Pharmacy student spends eye-opening rotation in rural Montana

By Jan Jarvis

Rychlend Martin Horne WebPharmacy student Rychlend Martin-Horne never imagined she would come face-to-face with a huge black bear and her cubs.

The frightening experience during a 12-mile hike to Cracker Lake in Montana was not exactly what she expected from her six-week pharmacy rotation, but it was memorable.

“I’m a city girl,” she said. “I never thought I’d like working in rural America or let alone find myself in Browning, Montana. But this was probably one of the best decisions I made and a very humbling opportunity.”

For Martin-Horne, her rotation on the Native American Blackfoot Reservation was not the typical experience she would get at a community drug store or city hospital.

“I was in the middle of nowhere,” she said. “But I could see how much of an impact you can have in a rural area.”

While working on the reservation, she said she realized how tight-knit the community was and the pride people took in preserving their culture and traditions.
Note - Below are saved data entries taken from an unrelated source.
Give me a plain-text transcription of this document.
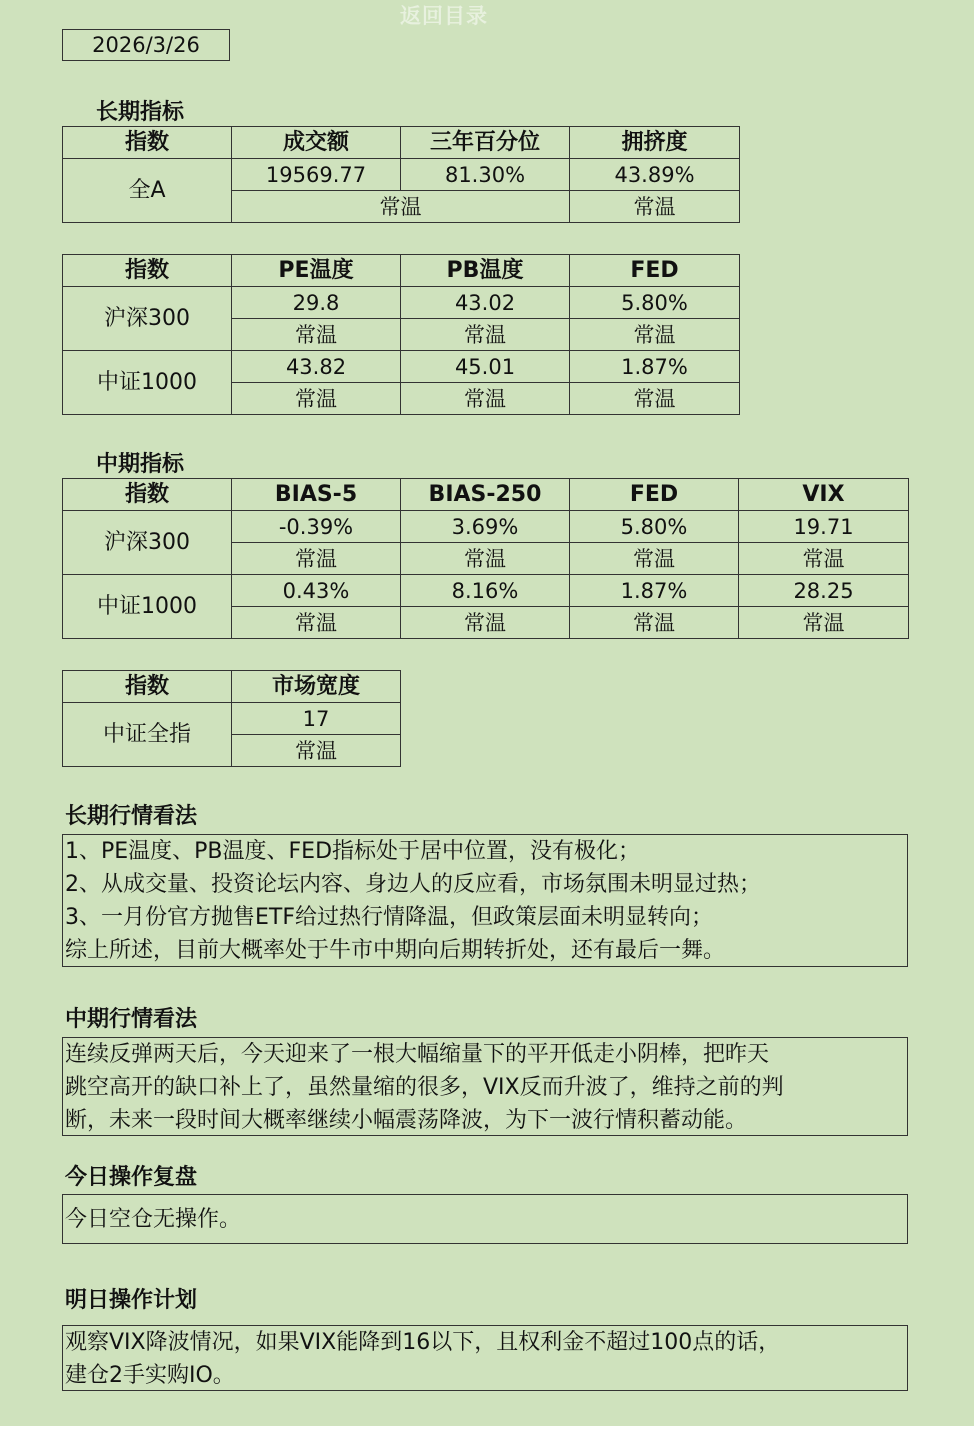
返回目录
2026/3/26
长期指标
指数	成交额	三年百分位	拥挤度
全A	19569.77	81.30%	43.89%
	常温		常温
指数	PE温度	PB温度	FED
沪深300	29.8	43.02	5.80%
	常温	常温	常温
中证1000	43.82	45.01	1.87%
	常温	常温	常温
中期指标
指数	BIAS-5	BIAS-250	FED	VIX
沪深300	-0.39%	3.69%	5.80%	19.71
	常温	常温	常温	常温
中证1000	0.43%	8.16%	1.87%	28.25
	常温	常温	常温	常温
指数	市场宽度
中证全指	17
	常温
长期行情看法
1、PE温度、PB温度、FED指标处于居中位置，没有极化；
2、从成交量、投资论坛内容、身边人的反应看，市场氛围未明显过热；
3、一月份官方抛售ETF给过热行情降温，但政策层面未明显转向；
综上所述，目前大概率处于牛市中期向后期转折处，还有最后一舞。
中期行情看法
连续反弹两天后，今天迎来了一根大幅缩量下的平开低走小阴棒，把昨天
跳空高开的缺口补上了，虽然量缩的很多，VIX反而升波了，维持之前的判
断，未来一段时间大概率继续小幅震荡降波，为下一波行情积蓄动能。
今日操作复盘
今日空仓无操作。
明日操作计划
观察VIX降波情况，如果VIX能降到16以下，且权利金不超过100点的话，
建仓2手实购IO。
She was given an extensive orientation overviewing the customs of the residents. And she said she got an eye-opening review of the health issues specific to the reservation, such as high drug and alcohol abuse, hepatitis C and the opioid epidemic within the community, she said.

The reservation is located on 18 million acres of land. The community hospital acts as the main pharmacy for all the residents’ prescriptions.

“When someone needs a prescription, they can’t just go to corner pharmacy,” Martin-Horne said. “We were always filling prescriptions while I was there.”

Each year six to eight pharmacy students do a rotation in a rural area or in public health service, said Lisa J. Killam-Worrall, PharmD, Associate Professor of Pharmacotherapy and Associate Dean for Pharmacy Curriculum. Rotations are offered on Native American reservations in Montana, New Mexico and Oklahoma.

“Students get the chance to really help the population,” she said. “They get to see people in the hospital, but they also get to interact with the community as a whole.”

Martin-Horne arrived in May to high winds and light snow and left six weeks later in early spring-like weather. In her free time, she hiked throughout Glacier Park, participated in a sweat lodge ceremony and befriended the community dogs that roamed freely on the reservation.

The experience was so rewarding that Martin-Horne said she is considering a pharmaceutical career in a rural community-like setting when she completes her degree. She might even return to the Blackfoot reservation.

“It turned out to really be a great rotation for me, and I wish that everyone could have an experience within this practice setting,” she said. “This experience not only showed me another way of life. But how I could make an impact as a future health care provider.”